A jack of all sciences, Dr. Harrison is an ecologist who studies wildlife, wilderness, sustainability and Adaptive Management.

As the keynote speaker for this year’s Whistler Naturalists Society annual general meeting, he will talk about his experiences researching cougars and the lessons in sustainability that we can learn from them.

Q: I can see by your bio that you have a background in a lot of different scientific disciplines, does that help you with your research, having a diverse background?

A: I think that reflects the ecology, and I would consider myself an ecologist. One of the things ecology is trying to understand is how things in the world relate to each other. So, in order to understand those relationships one has to understand a number of disciplines, and that’s been reflected in my training – everything from physics and biochemistry to systems ecology and how animals interact with each other.

It’s really just a quest to understand the natural world, and the world is a fairly interesting place and fairly complicated in terms of the interactions when you look into them, and that’s what I enjoy doing.

Q: You talk a little about the Olympics and how you see the developments taking a sustainable, ecological approach. Is that something you’ve given a lot of thought to?

A: Absolutely, and that’s a real focus of my work now.

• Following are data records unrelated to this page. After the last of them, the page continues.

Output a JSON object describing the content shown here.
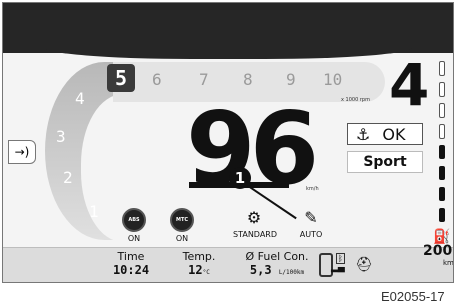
{
  "rpm": {
    "active_gear_label": "5",
    "scale": [
      "6",
      "7",
      "8",
      "9",
      "10"
    ],
    "unit": "x 1000 rpm"
  },
  "arc_numbers": [
    "4",
    "3",
    "2",
    "1"
  ],
  "gear": "4",
  "speed": {
    "value": "96",
    "unit": "km/h"
  },
  "marker": "1",
  "status": {
    "ok_label": "OK",
    "ok_icon": "anchor-icon"
  },
  "riding_mode": "Sport",
  "indicators": [
    {
      "icon": "ABS",
      "label": "ON"
    },
    {
      "icon": "MTC",
      "label": "ON"
    },
    {
      "icon": "engine-map-icon",
      "label": "STANDARD"
    },
    {
      "icon": "auto-shift-icon",
      "label": "AUTO"
    }
  ],
  "info": {
    "time_title": "Time",
    "time_value": "10:24",
    "temp_title": "Temp.",
    "temp_value": "12",
    "temp_unit": "°C",
    "fuel_title": "Ø Fuel Con.",
    "fuel_value": "5,3",
    "fuel_unit": "L/100km"
  },
  "range": {
    "value": "200",
    "unit": "km"
  },
  "fuel_level": 0.6,
  "figure_code": "E02055-17"
}
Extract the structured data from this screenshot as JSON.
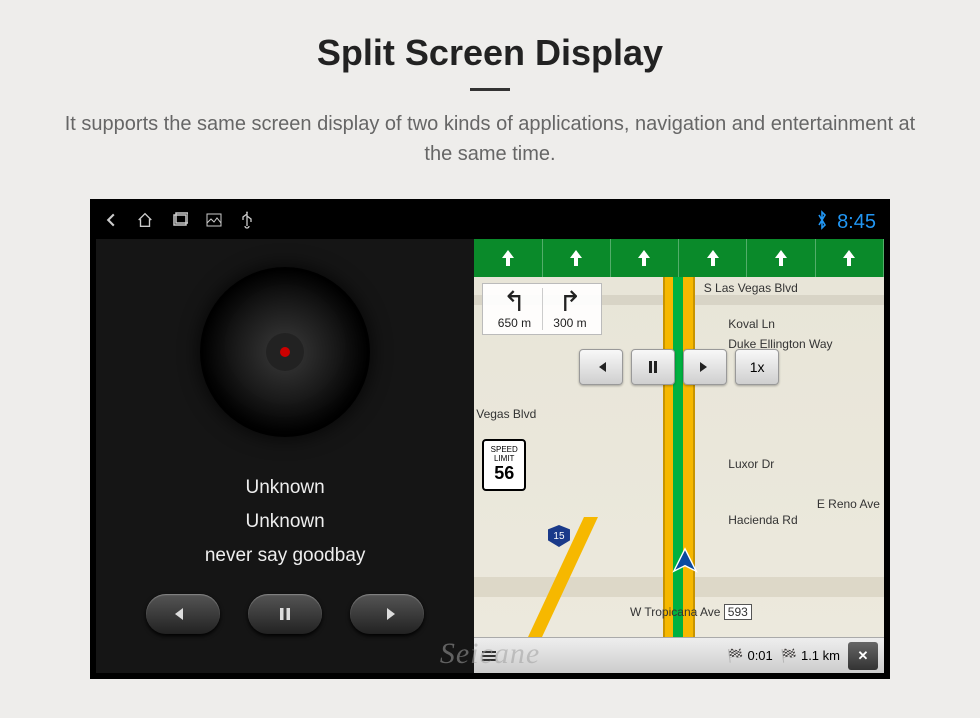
{
  "page": {
    "title": "Split Screen Display",
    "description": "It supports the same screen display of two kinds of applications, navigation and entertainment at the same time."
  },
  "status_bar": {
    "clock": "8:45"
  },
  "music": {
    "artist": "Unknown",
    "album": "Unknown",
    "track": "never say goodbay"
  },
  "nav": {
    "turn1_dist": "650 m",
    "turn2_dist": "300 m",
    "speed_button": "1x",
    "speed_limit_top": "SPEED",
    "speed_limit_mid": "LIMIT",
    "speed_limit_val": "56",
    "interstate": "15",
    "labels": {
      "s_las_vegas": "S Las Vegas Blvd",
      "koval": "Koval Ln",
      "duke": "Duke Ellington Way",
      "luxor": "Luxor Dr",
      "hacienda": "Hacienda Rd",
      "reno": "E Reno Ave",
      "vegas_blvd": "Vegas Blvd",
      "tropicana": "W Tropicana Ave",
      "tropicana_num": "593"
    },
    "bottom": {
      "time": "0:01",
      "dist": "1.1 km"
    }
  },
  "watermark": "Seicane"
}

To understand the interactions of nature, that’s theoretical ecology, but then the applied aspect of ecology is understanding how humans relate to that world.

Of course, humans are always going to use the world, we’re going to cut down trees, we’re going to use the water and build houses, but in my view of the world, knowing the complexity of interactions, the only way we can do that justifiably is to do it sustainably.

By that I mean the ecological definition of sustainability, not an economic or political one. Ecological sustainability is about understanding the ecological processes that allow us to have clean air, water and forests, and then understanding how we can use those things sustainably. For instance, trees will grow back, but if you cut them at a faster rate than they can grow back that’s not ecologically sustainable.